The truly horrible thing was finding out that the aunt of one of our locally-engaged staff a the Embassy in Kabul was killed during an attack on a maternity hospital on Tuesday. There is still no word on her baby, though some 18 infants were rescued and are being cared for in another hospital until they can be reunited with their families, so I am holding out a little hope. She was one of 24 people to die, in a terrible day of violence against civilians (there were two attacks in other cities, with at least 29 others killed and 70 wounded - one attack was at a funeral, and the other was a bunch of children walking along a road). The employee who lost her aunt is a sweet young woman who was generous with her time when my daughter wanted me to buy a locally-made musical instrument.  I grew very fond of her in the short time I got to work with her last year, and looked forward to seeing her again, before COVID upset all the travel plans.
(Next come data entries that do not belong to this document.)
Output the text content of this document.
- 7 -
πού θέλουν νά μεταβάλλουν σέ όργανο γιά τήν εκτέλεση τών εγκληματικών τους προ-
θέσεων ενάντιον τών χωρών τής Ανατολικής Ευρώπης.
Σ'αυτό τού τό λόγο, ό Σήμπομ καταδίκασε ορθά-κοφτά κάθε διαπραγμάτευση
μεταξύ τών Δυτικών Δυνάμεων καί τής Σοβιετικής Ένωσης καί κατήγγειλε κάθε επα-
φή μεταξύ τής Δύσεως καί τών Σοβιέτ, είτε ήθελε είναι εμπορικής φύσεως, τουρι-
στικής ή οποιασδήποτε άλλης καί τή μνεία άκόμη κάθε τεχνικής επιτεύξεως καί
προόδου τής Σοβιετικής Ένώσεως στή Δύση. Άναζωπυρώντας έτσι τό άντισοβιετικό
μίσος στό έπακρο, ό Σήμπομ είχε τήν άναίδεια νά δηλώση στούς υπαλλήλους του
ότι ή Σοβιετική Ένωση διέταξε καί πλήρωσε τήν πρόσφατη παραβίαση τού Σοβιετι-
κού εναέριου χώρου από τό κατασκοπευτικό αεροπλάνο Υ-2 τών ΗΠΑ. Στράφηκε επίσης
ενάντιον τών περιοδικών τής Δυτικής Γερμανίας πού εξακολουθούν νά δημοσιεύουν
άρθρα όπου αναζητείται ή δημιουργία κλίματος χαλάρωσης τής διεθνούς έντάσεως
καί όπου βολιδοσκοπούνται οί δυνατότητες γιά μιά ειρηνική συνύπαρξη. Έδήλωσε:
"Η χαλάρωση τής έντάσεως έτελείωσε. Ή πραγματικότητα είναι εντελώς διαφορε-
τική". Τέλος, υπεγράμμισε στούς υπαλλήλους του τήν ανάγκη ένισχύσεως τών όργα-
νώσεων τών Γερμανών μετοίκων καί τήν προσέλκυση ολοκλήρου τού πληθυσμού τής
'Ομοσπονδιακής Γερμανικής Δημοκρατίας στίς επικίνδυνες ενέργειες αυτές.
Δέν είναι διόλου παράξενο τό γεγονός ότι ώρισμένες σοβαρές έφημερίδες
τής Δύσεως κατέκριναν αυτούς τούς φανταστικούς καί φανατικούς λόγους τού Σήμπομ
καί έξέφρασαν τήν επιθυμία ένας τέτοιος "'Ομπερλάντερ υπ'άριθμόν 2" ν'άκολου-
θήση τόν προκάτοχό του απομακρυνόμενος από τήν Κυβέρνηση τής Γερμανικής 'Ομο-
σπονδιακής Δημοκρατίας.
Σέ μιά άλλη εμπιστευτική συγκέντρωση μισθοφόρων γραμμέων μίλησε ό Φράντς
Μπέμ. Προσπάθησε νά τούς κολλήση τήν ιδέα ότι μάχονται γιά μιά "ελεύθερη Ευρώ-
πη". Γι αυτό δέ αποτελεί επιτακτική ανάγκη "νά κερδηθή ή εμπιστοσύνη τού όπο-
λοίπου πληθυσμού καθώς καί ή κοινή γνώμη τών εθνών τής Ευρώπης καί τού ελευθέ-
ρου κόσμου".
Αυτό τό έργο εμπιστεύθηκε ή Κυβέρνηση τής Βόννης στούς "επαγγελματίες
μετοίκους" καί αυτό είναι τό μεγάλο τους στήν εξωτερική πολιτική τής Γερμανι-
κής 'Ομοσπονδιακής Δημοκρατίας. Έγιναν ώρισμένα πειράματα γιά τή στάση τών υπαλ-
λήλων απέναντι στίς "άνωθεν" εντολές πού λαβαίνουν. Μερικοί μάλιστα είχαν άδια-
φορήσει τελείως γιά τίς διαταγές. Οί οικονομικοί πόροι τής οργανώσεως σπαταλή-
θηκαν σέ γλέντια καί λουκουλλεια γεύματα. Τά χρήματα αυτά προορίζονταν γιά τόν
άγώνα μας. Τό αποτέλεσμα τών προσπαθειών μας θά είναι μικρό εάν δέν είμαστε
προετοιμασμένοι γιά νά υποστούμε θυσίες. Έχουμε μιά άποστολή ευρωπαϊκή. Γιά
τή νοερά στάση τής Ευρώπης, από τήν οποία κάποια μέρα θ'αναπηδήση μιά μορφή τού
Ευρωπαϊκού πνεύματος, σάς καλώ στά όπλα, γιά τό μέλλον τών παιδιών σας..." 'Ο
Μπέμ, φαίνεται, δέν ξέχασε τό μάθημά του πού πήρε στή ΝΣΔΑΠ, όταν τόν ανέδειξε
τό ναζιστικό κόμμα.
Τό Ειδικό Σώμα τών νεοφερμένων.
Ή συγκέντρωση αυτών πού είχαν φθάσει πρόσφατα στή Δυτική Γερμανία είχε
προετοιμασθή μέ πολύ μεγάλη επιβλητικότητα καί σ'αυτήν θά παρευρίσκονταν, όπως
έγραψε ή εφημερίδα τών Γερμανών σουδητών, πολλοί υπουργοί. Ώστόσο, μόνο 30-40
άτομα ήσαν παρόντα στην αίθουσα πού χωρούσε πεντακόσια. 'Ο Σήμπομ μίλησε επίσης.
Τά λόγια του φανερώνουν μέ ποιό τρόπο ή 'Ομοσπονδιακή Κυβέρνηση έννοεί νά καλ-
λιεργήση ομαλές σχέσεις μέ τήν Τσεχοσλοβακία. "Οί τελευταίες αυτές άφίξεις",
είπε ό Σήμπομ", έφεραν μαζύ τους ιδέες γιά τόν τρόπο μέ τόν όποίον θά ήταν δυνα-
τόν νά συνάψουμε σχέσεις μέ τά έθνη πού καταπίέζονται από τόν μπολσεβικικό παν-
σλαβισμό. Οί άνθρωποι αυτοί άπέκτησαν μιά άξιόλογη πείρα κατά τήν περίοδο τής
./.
In my nearly three years working on this program, this is the closest the violence has touched me. One of the contracted security guards was killed when a polling station was bombed while he was trying to vote last year, one employee had his house damaged during another bombing (his family was home, but okay), another just missed being caught in a major bombing on his way to work (he had not yet turnd a corner that would have put him right in harm’s way), and another guard had her face slashed while on her way to work. I know the people who had near misses, but not those who were directly affected. All the other attacks that affected the Embassy happened before I joined the program.

I want to end on a cheery note, but just recording this has me spent. So I offer you this photo, taken in Seattle by a social media friend named Susan Dennis. Be Brave. Be Kind. Show Up For Each Other.